Influence of cobalt substitution on structural, optical, electrical and magnetic properties of nanosized lithium ferrite

A series of Co2+ substituted Li0.5CoxFe2.5−xO4 (x = 0.1, 0.3, 0.5) has been prepared by a citrate precursor method. The distribution of cations on A-site and B-site was studied by X-ray Diffraction (XRD), Fourier Transform Infrared Spectroscopy (FTIR), Scanning Electron Microscopy (SEM), Transmission Electron Microscopy (TEM) and Mössbauer Spectroscopy. XRD confirmed the formation of ordered α-phase with prominent peaks at (220), (311), (400), (422), (511), (440).
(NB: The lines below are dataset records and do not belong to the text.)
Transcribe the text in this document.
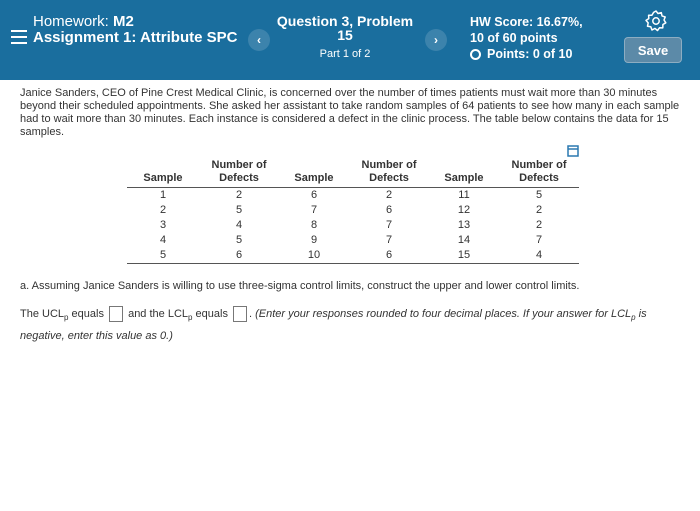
Homework: M2
Assignment 1: Attribute SPC	‹
Question 3, Problem 15
Part 1 of 2
›
HW Score: 16.67%,
10 of 60 points
Points: 0 of 10	Save
Janice Sanders, CEO of Pine Crest Medical Clinic, is concerned over the number of times patients must wait more than 30 minutes beyond their scheduled appointments. She asked her assistant to take random samples of 64 patients to see how many in each sample had to wait more than 30 minutes. Each instance is considered a defect in the clinic process. The table below contains the data for 15 samples.
Sample	Number of Defects	Sample	Number of Defects	Sample	Number of Defects
1	2	6	2	11	5
2	5	7	6	12	2
3	4	8	7	13	2
4	5	9	7	14	7
5	6	10	6	15	4
a. Assuming Janice Sanders is willing to use three-sigma control limits, construct the upper and lower control limits.
The $UCL_p$ equals  and the $LCL_p$ equals . (Enter your responses rounded to four decimal places. If your answer for $LCL_p$ is negative, enter this value as 0.)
SEM and TEM confirmed the homogeneous formation of cubic phase with an average crystallite size of 50 nm. From FTIR studies, the bands at 603.78, 606.14 and 610.08 cm−1 confirmed the formation of Fe3+–O2− bond at tetrahedral (A-site), whereas bands at 477.25, 474.84 and 471.69 cm−1 confirmed the formation of Fe3+–O2− bond at octahedral site (B-site); shifting in frequency was observed with an increased amount of cobalt doping. Further, Raman spectra revealed the distribution of cations at tetrahedral and octahedral site by means of modes A1g, T2g, Eg. Mössbauer spectra with two magnetic sextets confirmed two different environments of Fe3+ ions. With an increase in cobalt doping, the crystallite size was observed to increase and hence an increase in relative area B/A ratio confirming the occupancy of Co2+ at B-site. The temperature dependence of DC resistivity was found to decrease with an increase in temperature. With an increase in cobalt substitution, DC resistivity was observed to increase from 2.32 × 106 to 3.46 × 107 Ω cm. A decrease in activation energy is noticed in the present investigation and this observed semiconducting behavior makes these nanomaterials suitable in NTC (negative temperature coefficient) devices. These observations were explained on various models and theories.